Doctors: Buying a Building for Your Practice? Read This First.
One small mistake can silently destroy the tax benefit you’re expecting.
Many of my dentist friends either own — or plan to own — the building where they run their practice.
I wrote this specifically for those planning to buy.
There is a very common tax trap here, and if you miss it, the tax benefit you’re counting on can disappear completely.
If you own a dental (or medical practice) taxed as an S corporation and are shopping for a building to practice out of, read this carefully.
The Strategy Everyone Is Thinking About
Here’s the setup most doctors have in mind.
Your practice is doing well. Let’s say it nets $1 million per year. You’re looking for a clean way to reduce taxable income and you’re thinking:
The practice, which you own 100%, operates as an S corporation
You buy a building for $2m through an LLC you also own
The practice pays rent to that LLC
Then you do a cost segregation study, generate a large loss in year one (say $500k), and use that loss to offset practice income.
On paper, your taxable income drops from $1m to $500k.
Brilliant!
This can be an excellent strategy — but only when it’s implemented correctly.
Before you buy the building, you need to understand exactly when this works and when it does not.
If you structure this wrong, the tax benefit you’re counting on can disappear overnight.
Scenario 1: Standalone Building, 100% Used by Your Practice
You buy a standalone building.
Your practice occupies the entire building.
There are no other tenants.
In this situation, the IRS allows you to group:
Your operating business (the S corporation), and
The rental activity (the building owned by your LLC)
When grouped correctly, they are treated as one activity for passive loss purposes.
To do group them, two requirements must be met.
Requirement 1: One Economic Unit
The activities can be treated as one economic unit if:
You own both,
They are related in function,
They are in the same location,
They are economically interdependent.
This comes from Treasury Regulation §1.469-4(c)(1).
Requirement 2: Same Ownership Proportion
One of the simplest ways to satisfy the second requirement is found in Treasury Regulation §1.469-4(d)(1)(C).
You must own the same proportion of each activity.

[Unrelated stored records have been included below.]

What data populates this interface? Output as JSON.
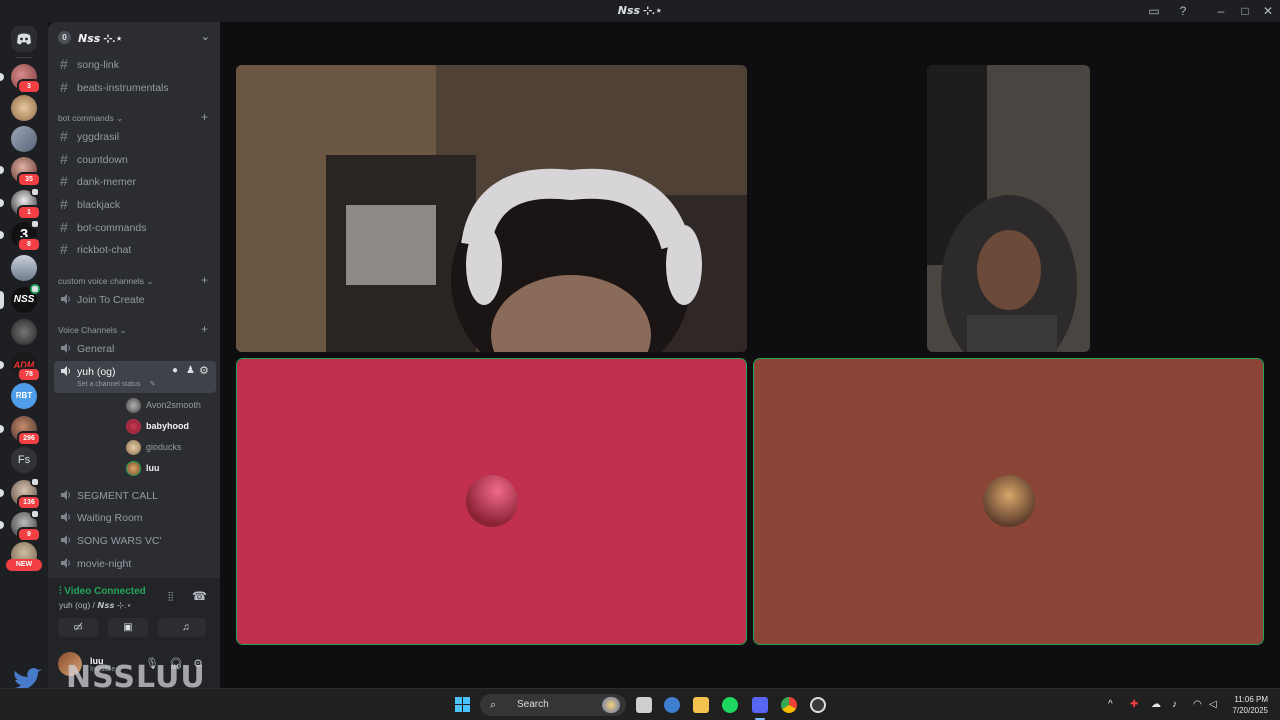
{
  "window": {
    "title": "𝙉𝙨𝙨 ⊹.⋆"
  },
  "servers": [
    {
      "name": "server-1",
      "badge": "3"
    },
    {
      "name": "server-2",
      "badge": ""
    },
    {
      "name": "server-3",
      "badge": ""
    },
    {
      "name": "server-4",
      "badge": "35"
    },
    {
      "name": "server-5",
      "badge": "1"
    },
    {
      "name": "server-6",
      "badge": "8"
    },
    {
      "name": "server-7",
      "badge": ""
    },
    {
      "name": "nss",
      "badge": ""
    },
    {
      "name": "server-9",
      "badge": ""
    },
    {
      "name": "adm",
      "badge": "78"
    },
    {
      "name": "rbt",
      "badge": ""
    },
    {
      "name": "server-12",
      "badge": "296"
    },
    {
      "name": "fs",
      "label": "Fs",
      "badge": ""
    },
    {
      "name": "server-14",
      "badge": "136"
    },
    {
      "name": "server-15",
      "badge": "9"
    },
    {
      "name": "server-16",
      "badge": "NEW"
    }
  ],
  "sidebar": {
    "server_name": "𝙉𝙨𝙨 ⊹.⋆",
    "boost_level": "0",
    "top_channels": [
      "song-link",
      "beats-instrumentals"
    ],
    "bot_category": "bot commands",
    "bot_channels": [
      "yggdrasil",
      "countdown",
      "dank-memer",
      "blackjack",
      "bot-commands",
      "rickbot-chat"
    ],
    "custom_category": "custom voice channels",
    "custom_channels": [
      "Join To Create"
    ],
    "voice_category": "Voice Channels",
    "voice_general": "General",
    "active_voice": {
      "name": "yuh (og)",
      "status_placeholder": "Set a channel status",
      "users": [
        {
          "name": "Avon2smooth",
          "bold": false,
          "camera": true
        },
        {
          "name": "babyhood",
          "bold": true,
          "camera": false
        },
        {
          "name": "gioducks",
          "bold": false,
          "camera": true
        },
        {
          "name": "luu",
          "bold": true,
          "camera": false
        }
      ]
    },
    "more_voice": [
      "SEGMENT CALL",
      "Waiting Room",
      "SONG WARS VC'",
      "movie-night"
    ]
  },
  "voice_panel": {
    "status": "Video Connected",
    "location": "yuh (og) / 𝙉𝙨𝙨 ⊹.⋆"
  },
  "user_panel": {
    "name": "luu",
    "status": "Invisible",
    "watermark": "NSSLUU"
  },
  "colors": {
    "tile_red": "#c0304e",
    "tile_brown": "#8b4536",
    "speaking": "#23a55a"
  },
  "taskbar": {
    "search_label": "Search",
    "time": "11:06 PM",
    "date": "7/20/2025"
  }
}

If you own 100% of the practice and 100% of the building, you pass.
Result:
Losses from the rental property (including cost segregation losses) is treated as active (i.e., non-passive) losses and can offset active income from your dental (or medical) practice.
This is the scenario most people picture when they hear about this strategy.
The catch?
Finding a true standalone building is often much harder than it sounds.
Scenario 2: Multi-Tenant Building, Only One Unit Is Yours
Now the dangerous version.
You buy a 10-unit building instead — maybe because it’s “a good deal.”
Your practice occupies only one unit.
The other nine units are rented to unrelated businesses.
Even if you own the entire building, this fails the first test. Why?
Because the building is no longer primarily part of your operating business. It’s a true rental property with multiple tenants. The practice and the building are not an appropriate economic unit.
You cannot group them.
Result:
The cost segregation loss (as well as other rental losses) are passive
It cannot offset your active practice income
The strategy fails (and yes, this is where people cry)
This is how doctors lose hundreds of thousands of dollars in expected tax savings.
The Takeaway
Buying a building for your practice is not automatically a tax win.
The details matter:
What type of building you buy
How much of it your practice occupies
How ownership is structured
Before you close on a building, run the facts with a tax professional who understands passive activity grouping rules.
Fixing this after the purchase is often impossible.